If they accept Mary Warren's version of events, they will also have to admit to wrongful killing, severely diminishing the authority and sense of justice entrusted to the the court.
At the heart of Mary's retraction is her terror at being hanged for witchcraft. Abigail is a very powerful character, capable of telling any lie to serve her purpose.
"Mary witnessed many sentences of death by hanging. When Abby turns against her and accuses her of sending her spirit out, she knows what will become of her."
When Abigail turns on Mary, she is at risk. Mary becomes so terrified about the prospect of her execution, she takes back everything she has said and accuses John Proctor of being in league with the devil.
The girls will say anything to divert the attention away from their behavior which has started this whole sequence of accusations.
Mary retracts her truthful statement because she does not want to die.
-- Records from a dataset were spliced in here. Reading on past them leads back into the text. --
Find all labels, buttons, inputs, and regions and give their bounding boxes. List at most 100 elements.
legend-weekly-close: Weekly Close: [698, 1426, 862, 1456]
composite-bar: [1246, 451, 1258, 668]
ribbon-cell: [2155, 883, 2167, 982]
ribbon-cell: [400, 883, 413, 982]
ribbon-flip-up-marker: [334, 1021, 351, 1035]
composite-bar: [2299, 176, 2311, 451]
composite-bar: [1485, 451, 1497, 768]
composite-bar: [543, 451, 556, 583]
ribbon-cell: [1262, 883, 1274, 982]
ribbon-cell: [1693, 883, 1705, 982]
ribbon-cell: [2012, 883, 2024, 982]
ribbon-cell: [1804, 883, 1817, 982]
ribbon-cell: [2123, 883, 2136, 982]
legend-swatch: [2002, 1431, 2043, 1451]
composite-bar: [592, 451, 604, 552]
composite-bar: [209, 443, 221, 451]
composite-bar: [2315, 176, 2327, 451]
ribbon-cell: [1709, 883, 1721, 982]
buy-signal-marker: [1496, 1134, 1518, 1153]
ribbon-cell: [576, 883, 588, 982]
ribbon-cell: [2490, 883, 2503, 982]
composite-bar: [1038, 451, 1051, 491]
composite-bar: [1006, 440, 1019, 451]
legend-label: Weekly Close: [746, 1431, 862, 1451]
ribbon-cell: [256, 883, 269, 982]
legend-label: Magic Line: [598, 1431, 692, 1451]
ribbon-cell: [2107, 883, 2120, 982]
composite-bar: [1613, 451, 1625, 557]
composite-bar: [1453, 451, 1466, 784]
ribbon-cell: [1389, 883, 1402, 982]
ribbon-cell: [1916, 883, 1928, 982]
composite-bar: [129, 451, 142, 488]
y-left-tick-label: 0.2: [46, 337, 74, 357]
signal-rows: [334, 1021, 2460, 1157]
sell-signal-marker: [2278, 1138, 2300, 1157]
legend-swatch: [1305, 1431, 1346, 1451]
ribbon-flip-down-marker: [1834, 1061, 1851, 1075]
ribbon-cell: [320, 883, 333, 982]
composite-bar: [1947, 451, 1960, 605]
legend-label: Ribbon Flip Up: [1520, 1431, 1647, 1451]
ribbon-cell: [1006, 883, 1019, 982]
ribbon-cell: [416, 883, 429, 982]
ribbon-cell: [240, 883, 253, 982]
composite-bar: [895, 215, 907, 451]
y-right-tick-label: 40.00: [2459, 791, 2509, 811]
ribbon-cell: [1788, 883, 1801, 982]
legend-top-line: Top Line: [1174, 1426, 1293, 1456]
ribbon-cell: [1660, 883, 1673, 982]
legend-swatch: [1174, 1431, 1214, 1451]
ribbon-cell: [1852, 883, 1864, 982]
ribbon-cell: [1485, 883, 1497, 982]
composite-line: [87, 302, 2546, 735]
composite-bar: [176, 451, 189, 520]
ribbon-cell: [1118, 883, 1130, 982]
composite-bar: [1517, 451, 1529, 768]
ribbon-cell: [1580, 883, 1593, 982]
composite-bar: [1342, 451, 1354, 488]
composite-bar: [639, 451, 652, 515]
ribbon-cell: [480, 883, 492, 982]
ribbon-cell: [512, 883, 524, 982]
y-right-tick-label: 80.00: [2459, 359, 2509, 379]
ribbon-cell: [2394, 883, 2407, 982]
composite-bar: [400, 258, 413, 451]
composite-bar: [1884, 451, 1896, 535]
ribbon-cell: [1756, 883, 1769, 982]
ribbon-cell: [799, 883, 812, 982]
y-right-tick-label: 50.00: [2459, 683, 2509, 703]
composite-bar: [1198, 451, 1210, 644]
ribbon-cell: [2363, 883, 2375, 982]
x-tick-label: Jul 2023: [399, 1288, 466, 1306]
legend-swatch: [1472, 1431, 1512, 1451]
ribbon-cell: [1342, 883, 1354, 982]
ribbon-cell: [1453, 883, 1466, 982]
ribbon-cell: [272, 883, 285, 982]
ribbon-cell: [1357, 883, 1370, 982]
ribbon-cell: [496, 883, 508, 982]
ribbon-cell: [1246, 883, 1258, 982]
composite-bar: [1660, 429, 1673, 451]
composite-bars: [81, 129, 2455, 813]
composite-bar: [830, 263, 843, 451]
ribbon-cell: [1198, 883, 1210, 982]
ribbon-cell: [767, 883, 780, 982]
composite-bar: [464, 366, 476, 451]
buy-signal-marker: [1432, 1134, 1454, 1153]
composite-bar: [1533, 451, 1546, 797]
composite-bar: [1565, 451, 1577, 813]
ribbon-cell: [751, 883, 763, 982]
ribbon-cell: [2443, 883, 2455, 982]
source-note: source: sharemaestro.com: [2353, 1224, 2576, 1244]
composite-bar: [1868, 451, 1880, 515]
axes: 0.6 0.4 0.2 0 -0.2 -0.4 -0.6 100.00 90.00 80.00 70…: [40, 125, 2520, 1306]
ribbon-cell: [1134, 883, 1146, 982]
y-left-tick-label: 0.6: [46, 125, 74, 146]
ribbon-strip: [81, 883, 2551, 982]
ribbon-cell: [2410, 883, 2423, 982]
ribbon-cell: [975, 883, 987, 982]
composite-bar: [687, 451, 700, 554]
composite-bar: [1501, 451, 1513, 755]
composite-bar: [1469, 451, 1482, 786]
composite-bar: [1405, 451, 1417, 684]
She does not care if someone else dies, she will make up any lie to save her life.
Abigail is a dangerous character. She has no moral core, is unable to accept responsibility for that which she has done wrong and is selfish and self-serving. She enjoys the attention that she is getting, the chance to be emotional and wild, something that Puritanism does not allow.
The conflict at court with Mary and the other girls is simply peer pressure and fear. Mary Warren, like all teenaged girls, simply wants to fit in and be liked. No one wants to be the outcast or the butt of horrible jokes...it's hurtful and lonely. Mary runs that risk when she stands alone to tell the adults in the community that the girls are lying. Suddenly, Abigail, the ringleader, and the other girls who follow her lead, see a yellow bird in the rafters of the court. They start screaming for Mary not to let her spirit come after them to take it back. Mary's not very convincing when she tells them she has not let her spirit out and that there is no bird there. The adults can not see the bird, but they seem to believe the girls...excpect for John Proctor. Mary would rather face his wrath and the possibility of being fired from the Proctors' service than to be an outcast among the teen girls of the town. So, she run over to Abigail crying and apologizing, knowing that if Abby receives her, so will the others.